Les consœurs et confrères enseignants que je représente avaient de très grandes attentes à votre égard lorsque vous avez été nommé ministre de l’Éducation. Ils se réjouissaient qu’enfin le ministère de l’Éducation serait dirigé par quelqu’un qui comprend leur réalité et qui devait donc assurément partager le besoin de redonner à leur profession toutes ses lettres de noblesse. Comme on sait, la dévalorisation de la profession enseignante a été causée notamment par une succession de ministres qui, sur fond de compressions massives, ont pris des décisions à courte vue qui faisaient complètement fi de leurs besoins, de leur réalité et de leur expertise.
Malheureusement, la première année de mandat de votre gouvernement n’a pas vraiment changé la donne sur ce plan.
Vous le dites vous-même, « ce qu’on a annoncé en campagne, on le fait dans le premier mandat ». Le personnel enseignant et moi-même pouvons comprendre que vous ayez des lignes de parti politique à respecter. Nous comprenons votre volonté de respecter vos promesses électorales, même celles qui se réalisent à grands frais et qui nous apparaissent portées par un entêtement injustifié. Cependant, nous souhaitons ardemment que vous démontriez de la sensibilité, de l’écoute et de l’ouverture à vos réseaux, à vos enseignantes et enseignants, notamment à l’égard des besoins urgents d’aide et de reconnaissance.
Avant de changer des lois et des règlements, un gouvernement qui veut réellement améliorer la situation devrait s’assurer d’avoir au cœur de ses priorités de s’associer à ses partenaires, de réfléchir avec eux, d’établir les priorités d’action avec les principaux concernés, c’est-à-dire les femmes et les hommes qui vivent les problèmes et les difficultés au quotidien. Au contraire, votre gouvernement semble préférer avancer tête baissée, peu importe les dommages collatéraux sur le quotidien des enseignantes et enseignants.

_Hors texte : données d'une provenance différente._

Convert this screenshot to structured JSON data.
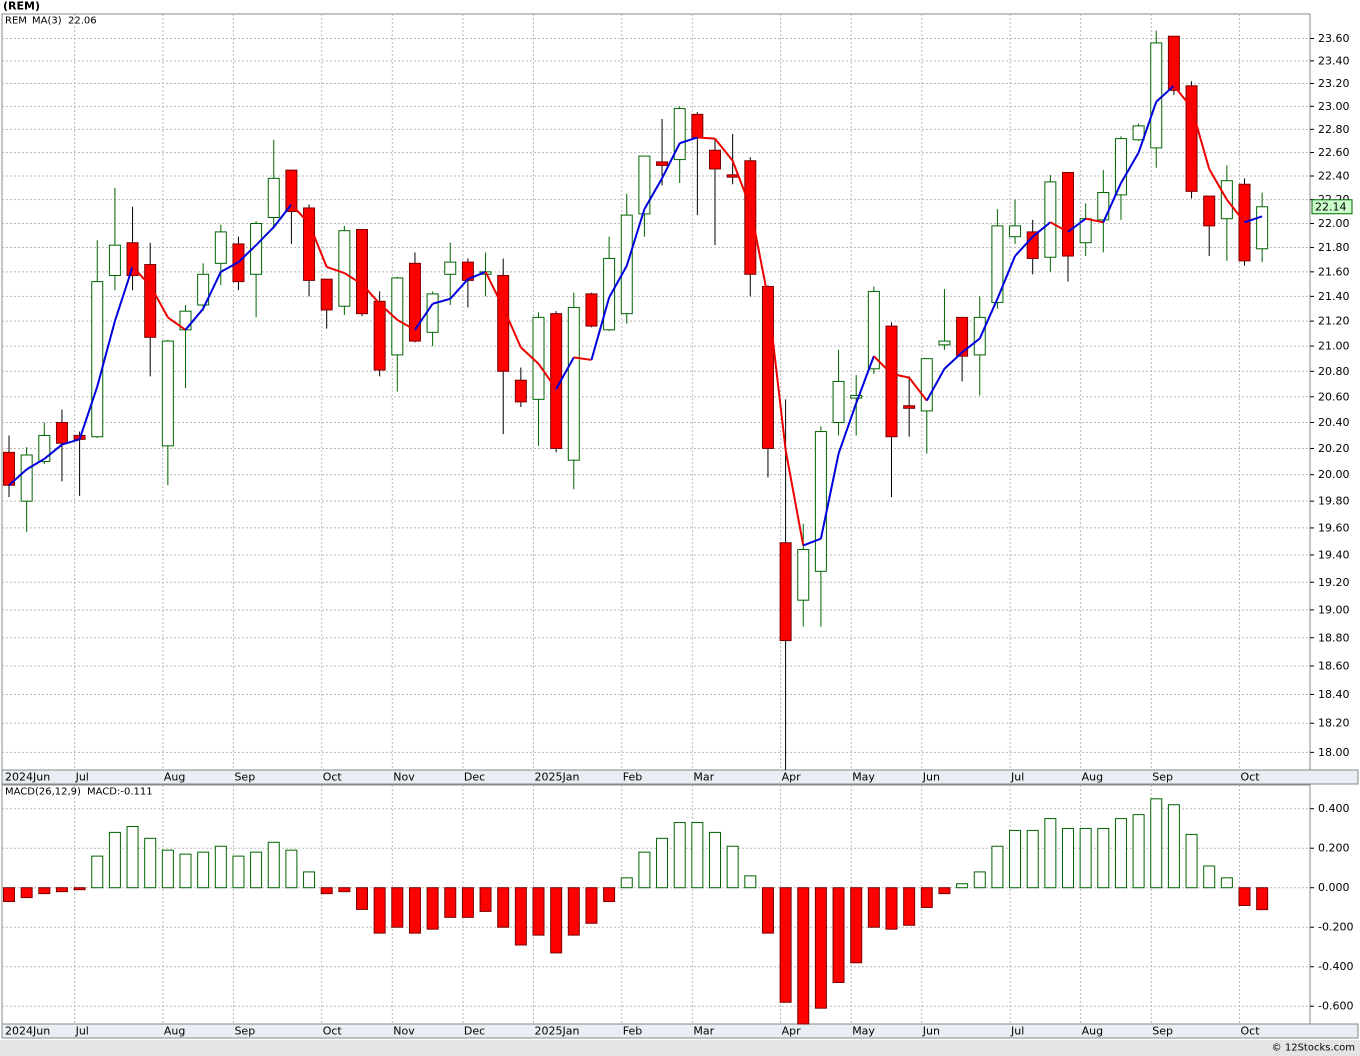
{
  "footer": "© 12Stocks.com",
  "chart_data": [
    {
      "type": "candlestick",
      "title": "(REM)",
      "log_scale": true,
      "grid": true,
      "categories": [
        "2024Jun",
        null,
        null,
        null,
        "Jul",
        null,
        null,
        null,
        null,
        "Aug",
        null,
        null,
        null,
        "Sep",
        null,
        null,
        null,
        null,
        "Oct",
        null,
        null,
        null,
        "Nov",
        null,
        null,
        null,
        "Dec",
        null,
        null,
        null,
        "2025Jan",
        null,
        null,
        null,
        null,
        "Feb",
        null,
        null,
        null,
        "Mar",
        null,
        null,
        null,
        null,
        "Apr",
        null,
        null,
        null,
        "May",
        null,
        null,
        null,
        "Jun",
        null,
        null,
        null,
        null,
        "Jul",
        null,
        null,
        null,
        "Aug",
        null,
        null,
        null,
        "Sep",
        null,
        null,
        null,
        null,
        "Oct",
        null
      ],
      "ylim": [
        17.88,
        23.82
      ],
      "yticks": [
        {
          "value": 18,
          "label": "18.00"
        },
        {
          "value": 18.2,
          "label": "18.20"
        },
        {
          "value": 18.4,
          "label": "18.40"
        },
        {
          "value": 18.6,
          "label": "18.60"
        },
        {
          "value": 18.8,
          "label": "18.80"
        },
        {
          "value": 19,
          "label": "19.00"
        },
        {
          "value": 19.2,
          "label": "19.20"
        },
        {
          "value": 19.4,
          "label": "19.40"
        },
        {
          "value": 19.6,
          "label": "19.60"
        },
        {
          "value": 19.8,
          "label": "19.80"
        },
        {
          "value": 20,
          "label": "20.00"
        },
        {
          "value": 20.2,
          "label": "20.20"
        },
        {
          "value": 20.4,
          "label": "20.40"
        },
        {
          "value": 20.6,
          "label": "20.60"
        },
        {
          "value": 20.8,
          "label": "20.80"
        },
        {
          "value": 21,
          "label": "21.00"
        },
        {
          "value": 21.2,
          "label": "21.20"
        },
        {
          "value": 21.4,
          "label": "21.40"
        },
        {
          "value": 21.6,
          "label": "21.60"
        },
        {
          "value": 21.8,
          "label": "21.80"
        },
        {
          "value": 22,
          "label": "22.00"
        },
        {
          "value": 22.2,
          "label": "22.20"
        },
        {
          "value": 22.4,
          "label": "22.40"
        },
        {
          "value": 22.6,
          "label": "22.60"
        },
        {
          "value": 22.8,
          "label": "22.80"
        },
        {
          "value": 23,
          "label": "23.00"
        },
        {
          "value": 23.2,
          "label": "23.20"
        },
        {
          "value": 23.4,
          "label": "23.40"
        },
        {
          "value": 23.6,
          "label": "23.60"
        }
      ],
      "series": [
        {
          "name": "REM",
          "up_color": "#006400",
          "down_color": "#ff0000",
          "open": [
            20.17,
            19.8,
            20.1,
            20.4,
            20.3,
            20.29,
            21.57,
            21.84,
            21.66,
            20.22,
            21.13,
            21.33,
            21.67,
            21.83,
            21.58,
            22.05,
            22.45,
            22.13,
            21.54,
            21.32,
            21.95,
            21.36,
            20.93,
            21.67,
            21.11,
            21.58,
            21.68,
            21.58,
            21.57,
            20.73,
            20.58,
            21.26,
            20.11,
            21.42,
            21.13,
            21.26,
            22.08,
            22.52,
            22.54,
            22.93,
            22.62,
            22.41,
            22.53,
            21.48,
            19.49,
            19.07,
            19.28,
            20.4,
            20.59,
            20.82,
            21.16,
            20.53,
            20.49,
            21.01,
            21.23,
            20.93,
            21.35,
            21.89,
            21.93,
            21.72,
            22.43,
            21.84,
            22.03,
            22.24,
            22.71,
            22.64,
            23.62,
            23.18,
            22.23,
            22.04,
            22.33,
            21.79
          ],
          "high": [
            20.3,
            20.21,
            20.4,
            20.5,
            20.33,
            21.86,
            22.3,
            22.14,
            21.84,
            21.05,
            21.33,
            21.67,
            21.99,
            21.89,
            22.02,
            22.71,
            22.45,
            22.16,
            21.54,
            21.98,
            21.95,
            21.44,
            21.56,
            21.76,
            21.44,
            21.84,
            21.71,
            21.76,
            21.71,
            20.83,
            21.27,
            21.28,
            21.43,
            21.43,
            21.89,
            22.25,
            22.57,
            22.89,
            23.0,
            22.95,
            22.72,
            22.76,
            22.56,
            21.49,
            20.58,
            19.63,
            20.37,
            20.97,
            20.77,
            21.48,
            21.19,
            20.76,
            20.9,
            21.46,
            21.23,
            21.4,
            22.12,
            22.2,
            22.03,
            22.41,
            22.43,
            22.17,
            22.45,
            22.74,
            22.85,
            23.67,
            23.62,
            23.22,
            22.23,
            22.49,
            22.38,
            22.26
          ],
          "low": [
            19.83,
            19.57,
            20.08,
            19.95,
            19.84,
            20.28,
            21.45,
            21.45,
            20.76,
            19.92,
            20.67,
            21.28,
            21.49,
            21.45,
            21.23,
            21.96,
            21.83,
            21.4,
            21.14,
            21.25,
            21.24,
            20.76,
            20.64,
            21.03,
            21.0,
            21.33,
            21.31,
            21.4,
            20.31,
            20.52,
            20.22,
            20.17,
            19.89,
            21.15,
            21.12,
            21.18,
            21.89,
            22.32,
            22.34,
            22.07,
            21.82,
            22.33,
            21.4,
            19.98,
            17.88,
            18.88,
            18.88,
            20.3,
            20.3,
            20.78,
            19.83,
            20.29,
            20.16,
            20.97,
            20.72,
            20.61,
            21.3,
            21.83,
            21.58,
            21.6,
            21.52,
            21.73,
            21.76,
            22.03,
            22.7,
            22.47,
            23.1,
            22.21,
            21.73,
            21.69,
            21.65,
            21.68
          ],
          "close": [
            19.92,
            20.15,
            20.3,
            20.24,
            20.27,
            21.52,
            21.82,
            21.57,
            21.07,
            21.04,
            21.28,
            21.58,
            21.93,
            21.52,
            22.0,
            22.38,
            22.1,
            21.53,
            21.29,
            21.94,
            21.26,
            20.81,
            21.55,
            21.04,
            21.42,
            21.68,
            21.53,
            21.6,
            20.8,
            20.56,
            21.23,
            20.2,
            21.31,
            21.16,
            21.71,
            22.07,
            22.57,
            22.49,
            22.98,
            22.73,
            22.46,
            22.39,
            21.58,
            20.2,
            18.78,
            19.44,
            20.33,
            20.72,
            20.61,
            21.44,
            20.29,
            20.51,
            20.9,
            21.04,
            20.92,
            21.23,
            21.98,
            21.98,
            21.71,
            22.35,
            21.73,
            22.04,
            22.26,
            22.72,
            22.83,
            23.56,
            23.14,
            22.27,
            21.98,
            22.36,
            21.69,
            22.14
          ]
        },
        {
          "name": "MA(3)",
          "color": "#0000dd",
          "down_color": "#ee0000",
          "values": [
            19.92,
            20.04,
            20.12,
            20.23,
            20.27,
            20.68,
            21.2,
            21.64,
            21.49,
            21.23,
            21.13,
            21.3,
            21.6,
            21.68,
            21.82,
            21.97,
            22.16,
            22.0,
            21.64,
            21.59,
            21.5,
            21.34,
            21.21,
            21.13,
            21.34,
            21.38,
            21.54,
            21.6,
            21.31,
            20.99,
            20.86,
            20.66,
            20.91,
            20.89,
            21.39,
            21.65,
            22.12,
            22.38,
            22.68,
            22.73,
            22.72,
            22.53,
            22.14,
            21.39,
            20.19,
            19.47,
            19.52,
            20.16,
            20.55,
            20.92,
            20.78,
            20.75,
            20.57,
            20.82,
            20.95,
            21.06,
            21.38,
            21.73,
            21.89,
            22.01,
            21.93,
            22.04,
            22.01,
            22.34,
            22.6,
            23.04,
            23.18,
            22.99,
            22.46,
            22.2,
            22.01,
            22.06
          ]
        }
      ]
    },
    {
      "type": "bar",
      "grid": true,
      "categories": [
        "2024Jun",
        null,
        null,
        null,
        "Jul",
        null,
        null,
        null,
        null,
        "Aug",
        null,
        null,
        null,
        "Sep",
        null,
        null,
        null,
        null,
        "Oct",
        null,
        null,
        null,
        "Nov",
        null,
        null,
        null,
        "Dec",
        null,
        null,
        null,
        "2025Jan",
        null,
        null,
        null,
        null,
        "Feb",
        null,
        null,
        null,
        "Mar",
        null,
        null,
        null,
        null,
        "Apr",
        null,
        null,
        null,
        "May",
        null,
        null,
        null,
        "Jun",
        null,
        null,
        null,
        null,
        "Jul",
        null,
        null,
        null,
        "Aug",
        null,
        null,
        null,
        "Sep",
        null,
        null,
        null,
        null,
        "Oct",
        null
      ],
      "ylim": [
        -0.69,
        0.52
      ],
      "yticks": [
        {
          "value": -0.6,
          "label": "-0.600"
        },
        {
          "value": -0.4,
          "label": "-0.400"
        },
        {
          "value": -0.2,
          "label": "-0.200"
        },
        {
          "value": 0,
          "label": "0.000"
        },
        {
          "value": 0.2,
          "label": "0.200"
        },
        {
          "value": 0.4,
          "label": "0.400"
        }
      ],
      "series": [
        {
          "name": "MACD(26,12,9)",
          "up_color": "#006400",
          "down_color": "#ff0000",
          "values": [
            -0.07,
            -0.05,
            -0.03,
            -0.02,
            -0.01,
            0.16,
            0.28,
            0.31,
            0.25,
            0.19,
            0.17,
            0.18,
            0.21,
            0.16,
            0.18,
            0.23,
            0.19,
            0.08,
            -0.03,
            -0.02,
            -0.11,
            -0.23,
            -0.2,
            -0.23,
            -0.21,
            -0.15,
            -0.15,
            -0.12,
            -0.2,
            -0.29,
            -0.24,
            -0.33,
            -0.24,
            -0.18,
            -0.07,
            0.05,
            0.18,
            0.25,
            0.33,
            0.33,
            0.28,
            0.21,
            0.06,
            -0.23,
            -0.58,
            -0.69,
            -0.61,
            -0.48,
            -0.38,
            -0.2,
            -0.21,
            -0.19,
            -0.1,
            -0.03,
            0.02,
            0.08,
            0.21,
            0.29,
            0.29,
            0.35,
            0.3,
            0.3,
            0.3,
            0.35,
            0.37,
            0.45,
            0.42,
            0.27,
            0.11,
            0.05,
            -0.09,
            -0.111
          ],
          "value_labels": [
            null,
            null,
            null,
            null,
            null,
            null,
            null,
            null,
            null,
            null,
            null,
            null,
            null,
            null,
            null,
            null,
            null,
            null,
            null,
            null,
            null,
            null,
            null,
            null,
            null,
            null,
            null,
            null,
            null,
            null,
            null,
            null,
            null,
            null,
            null,
            null,
            null,
            null,
            null,
            null,
            null,
            null,
            null,
            null,
            null,
            null,
            null,
            null,
            null,
            null,
            null,
            null,
            null,
            null,
            null,
            null,
            null,
            null,
            null,
            null,
            null,
            null,
            null,
            null,
            null,
            null,
            null,
            null,
            null,
            null,
            null,
            "MACD:-0.111"
          ]
        }
      ]
    }
  ]
}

Envisagez-vous de prendre notre défense pour améliorer notre quotidien dans nos salles de classe? Nous défendre en remettant à leur place ces personnes qui désinforment ou parlent à travers leur chapeau, comme des blogueurs qui nuisent à l’image de notre profession et qui tentent de nourrir des préjugés à son égard?
Nous rêvons tous de pouvoir vous féliciter d’avoir tenu votre promesse la plus importante, celle de valoriser la profession enseignante. La valorisation souhaitée par les enseignantes et enseignants se concrétise beaucoup dans les petits gestes, la consultation, l’écoute, le respect et la défense.
Malgré les occasions manquées dans la dernière année, je continue d’espérer qu’un jour j’aurai la chance de pouvoir vous remercier pour votre travail concret de valorisation. En attendant ce moment, le samedi 5 octobre est la Journée mondiale des enseignantes et des enseignants; j’en profite donc pour souligner leur travail extraordinaire et leur dire MERCI. Merci de porter bien haut la flamme enseignante jour après jour, malgré tous les vents soufflés dans le réseau.